Che 1984 di George Orwell sia un libro abbastanza letto e diffuso lo si sapeva, ma che potesse tornare un bestseller, a quasi settant'anni dalla sua prima pubblicazione, era un po' difficile da prevedere.

Eppure, pare che sia così, e insieme a 1984 viaggiano tutti i suoi "figli", i romanzi distopici. E la causa di tutto questo è una singola persona: Donald J. Trump.

Se l'inquilino precedente era un forte lettore e ogni tanto consigliava un libro – sono circa una settantina quelli che ha raccomandato nei suoi otto anni di presidenza tra i quali anche un paio di fantascienza – del presidente attuale si possono dire molte cose, ma il vizio della lettura sembra che non sia tra queste.

Durante la campagna elettorale in un'intervista gli fu chiesto di nominare l'ultimo libro che aveva letto, e svicolò dicendo che leggeva qualche brano qua e là, ma non aveva tempo di leggere. Una persona del suo staff ha detto che Trump si annoia facilmente a leggere, e preferisce guardare la TV.

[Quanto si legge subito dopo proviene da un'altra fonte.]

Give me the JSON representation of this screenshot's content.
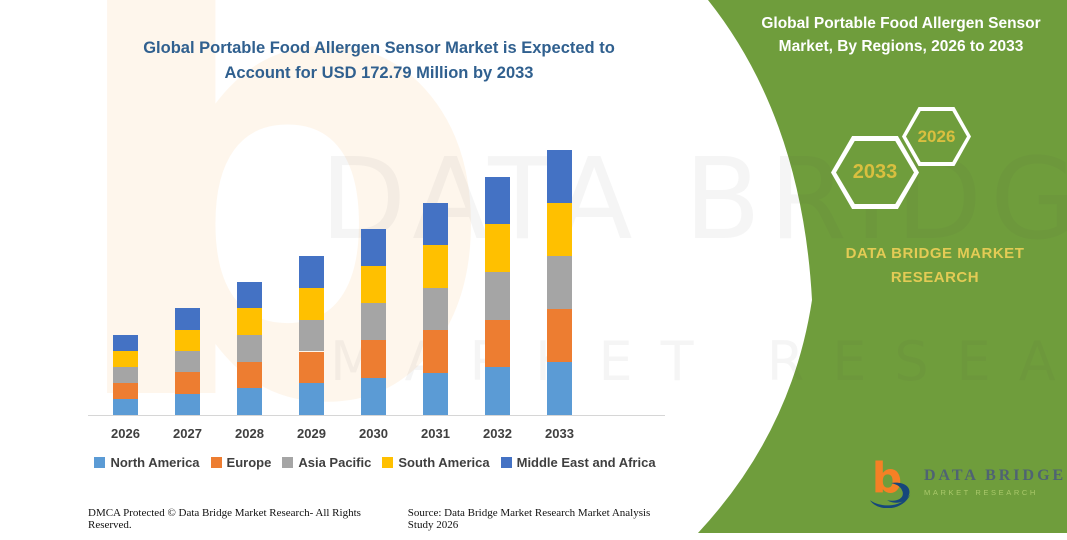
{
  "left": {
    "title": "Global Portable Food Allergen Sensor Market is Expected to Account for USD 172.79 Million by 2033",
    "footer_left": "DMCA Protected © Data Bridge Market Research-  All Rights Reserved.",
    "footer_right": "Source: Data Bridge Market Research  Market Analysis Study 2026"
  },
  "right": {
    "title": "Global Portable Food Allergen Sensor Market, By Regions, 2026 to 2033",
    "hex_large_year": "2033",
    "hex_small_year": "2026",
    "brand_line": "DATA BRIDGE MARKET RESEARCH",
    "logo_name": "DATA BRIDGE",
    "logo_sub": "MARKET RESEARCH"
  },
  "watermark": {
    "letter": "b",
    "line1": "DATA BRIDGE",
    "line2": "MARKET RESEARCH"
  },
  "colors": {
    "panel_green": "#6f9d3c",
    "title_blue": "#30608f",
    "hex_year_gold": "#d9bf3f",
    "brand_yellow": "#e3cb55",
    "logo_orange": "#f58025",
    "logo_blue": "#16477c"
  },
  "chart_data": {
    "type": "bar",
    "stacked": true,
    "title": "Global Portable Food Allergen Sensor Market is Expected to Account for USD 172.79 Million by 2033",
    "unit": "USD Million",
    "categories": [
      "2026",
      "2027",
      "2028",
      "2029",
      "2030",
      "2031",
      "2032",
      "2033"
    ],
    "series": [
      {
        "name": "North America",
        "color": "#5B9BD5",
        "values": [
          10.4,
          13.9,
          17.4,
          20.7,
          24.3,
          27.7,
          31.1,
          34.6
        ]
      },
      {
        "name": "Europe",
        "color": "#ED7D31",
        "values": [
          10.4,
          13.9,
          17.4,
          20.7,
          24.3,
          27.7,
          31.1,
          34.6
        ]
      },
      {
        "name": "Asia Pacific",
        "color": "#A5A5A5",
        "values": [
          10.4,
          13.9,
          17.4,
          20.7,
          24.3,
          27.7,
          31.1,
          34.6
        ]
      },
      {
        "name": "South America",
        "color": "#FFC000",
        "values": [
          10.4,
          13.9,
          17.4,
          20.7,
          24.3,
          27.7,
          31.1,
          34.6
        ]
      },
      {
        "name": "Middle East and Africa",
        "color": "#4472C4",
        "values": [
          10.4,
          13.9,
          17.4,
          20.7,
          24.3,
          27.7,
          31.1,
          34.6
        ]
      }
    ],
    "totals": [
      52.2,
      69.6,
      86.9,
      103.7,
      121.7,
      138.4,
      155.4,
      172.79
    ],
    "ylim": [
      0,
      180
    ],
    "legend_position": "bottom",
    "grid": false
  }
}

Ma Trump è certamente una persona che ispira. Ha ispirato milioni di elettori a dargli la loro fiducia, e ne ispira certamente molti altri a leggere distopie come 1984, balzato in testa nelle classifiche di Amazon. E non solo.

Qui non è possibile (It Can't Happen Here), distopia di Sinclair Lewis del 1935; Il bel mondo nuovo (Brave New World) di Aldous Huxley; Fahrenheit 451 di Ray Bradbury.

Tutti schizzati a riempire la classifica dei bestseller, insieme a cinque o sei diverse edizioni del caposaldo di Orwell e ucronie varie in cui i nazisti hanno vinto la guerra.

Uno scrittore che volesse cavalcare il mercato oggi farebbe un buon affare a mettersi a scrivere di questi temi: caduta della democrazia, caduta della civiltà, eccetera. Però bisogna essere rapidi e cogliere l'attimo, perché l'anno prossimo le mode potrebbero già aver virato, e andare di moda i libri sugli inverni postnucleari.